Após reunião com integrantes do comando da Operação Pipa, o ministro do Desenvolvimento Regional, Gustavo Canuto repassou em entrevista suas impressões acerca das melhorias necessárias para o desenvolvimento desse programa. Cumprindo a primeira parte da agenda em Petrolina da sede do 72º Batalhão de Infantaria Motorizado (72BI), onde conheceu todas as etapas da operação, que inclui a contratação dos pipeiros, checagem e rastreamento, Canuto explicou que, o programa é executado com excelência pelo Exército Brasileiro, porém, onera as tropas com uma atividade que, em alguns aspectos, foge da sua função.

“A gente conheceu aqui detalhes da operação, assistimos agora a uma apresentação detalhada dos números, das dificuldades. Acho que a mensagem principal, primeiro: o Exército dá conta, entrega resultado, mas a operação sobrecarrega o efetivo e a atividade-fim das forças e que há necessidade de adotarmos outras ações para substituir a Operação Pipa onde for possível, mas sempre tendo como preocupação principal a manutenção da oferta de água”, explicou.

Segundo dados repassados pelo Comando-Geral Militar do Nordeste, 950 militares trabalham diariamente em numa média de aproximadamente 500 municípios da região Nordeste e Norte de Minas somando cerca de 1,8 milhão de pessoas atendidas pelo programa.

Entre as soluções pensadas para os entraves apresentados pelo Exército, o ministro apresentou três possibilidades. “Primeiro, ações estruturantes que são constantes do Plano Nacional da Segurança Hídrica para que tenhamos mananciais sejam mais próximos e o custo da operação fique menor.
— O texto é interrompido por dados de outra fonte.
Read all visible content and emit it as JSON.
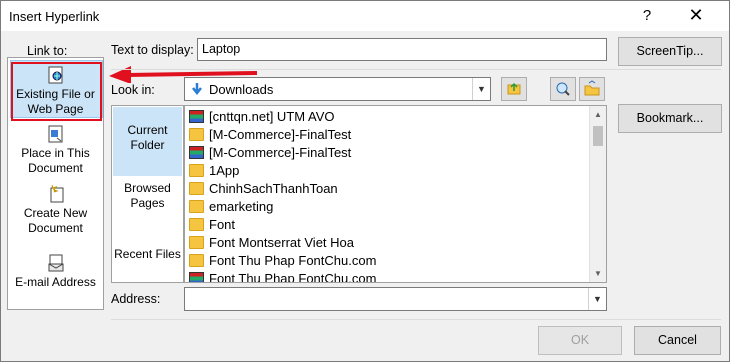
{
  "window": {
    "title": "Insert Hyperlink",
    "help_glyph": "?",
    "close_glyph": "✕"
  },
  "link_to": {
    "label": "Link to:",
    "items": [
      {
        "line1": "Existing File or",
        "line2": "Web Page",
        "icon": "web-page-icon"
      },
      {
        "line1": "Place in This",
        "line2": "Document",
        "icon": "document-place-icon"
      },
      {
        "line1": "Create New",
        "line2": "Document",
        "icon": "new-document-icon"
      },
      {
        "line1": "E-mail Address",
        "line2": "",
        "icon": "email-icon"
      }
    ]
  },
  "text_to_display": {
    "label": "Text to display:",
    "value": "Laptop"
  },
  "buttons": {
    "screentip": "ScreenTip...",
    "bookmark": "Bookmark...",
    "ok": "OK",
    "cancel": "Cancel"
  },
  "look_in": {
    "label": "Look in:",
    "value": "Downloads",
    "options": [
      {
        "line1": "Current",
        "line2": "Folder"
      },
      {
        "line1": "Browsed",
        "line2": "Pages"
      },
      {
        "line1": "Recent Files",
        "line2": ""
      }
    ]
  },
  "files": [
    {
      "name": "[cnttqn.net] UTM AVO",
      "type": "rar"
    },
    {
      "name": "[M-Commerce]-FinalTest",
      "type": "folder"
    },
    {
      "name": "[M-Commerce]-FinalTest",
      "type": "rar"
    },
    {
      "name": "1App",
      "type": "folder"
    },
    {
      "name": "ChinhSachThanhToan",
      "type": "folder"
    },
    {
      "name": "emarketing",
      "type": "folder"
    },
    {
      "name": "Font",
      "type": "folder"
    },
    {
      "name": "Font Montserrat Viet Hoa",
      "type": "folder"
    },
    {
      "name": "Font Thu Phap FontChu.com",
      "type": "folder"
    },
    {
      "name": "Font Thu Phap FontChu.com",
      "type": "rar"
    }
  ],
  "address": {
    "label": "Address:",
    "value": ""
  },
  "colors": {
    "highlight": "#cce4f7",
    "annotation_red": "#e0101f"
  }
}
Também ações pontuais locais como o Programa Água Doce possibilitando a instalação de sistemas de dessalinização onde for possível para que essas comunidades sejam abastecidas dessa forma e não pela Operação Pipa e por fim, repensar, reformular a operação para que deixe essa sobrecarga no Exército, colocando de forma terceirizada em alguns carros, alugando estruturas que não estão dentro do Exército, principalmente pelo que o general Freire Gomes colocou uma preocupação de colocar tantos civis numa área militar que tem uma vida própria e que tem que ser preservada”, pontuou.

O Programa de Distribuição de Água Potável no Semiárido Brasileiro, conhecido como Operação Pipa, foi implementado pelo Governo Federal há mais de 20 anos com o objetivo de abastecer com de água potável para o consumo humano o Polígono da Seca Nordestino, norte de Minas Gerais e Espírito Santo. Este ano a atividade conta com a previsão orçamentária de R$ 750 milhões previstos pra 2019. Até agora foram gastos R$ 348 milhões.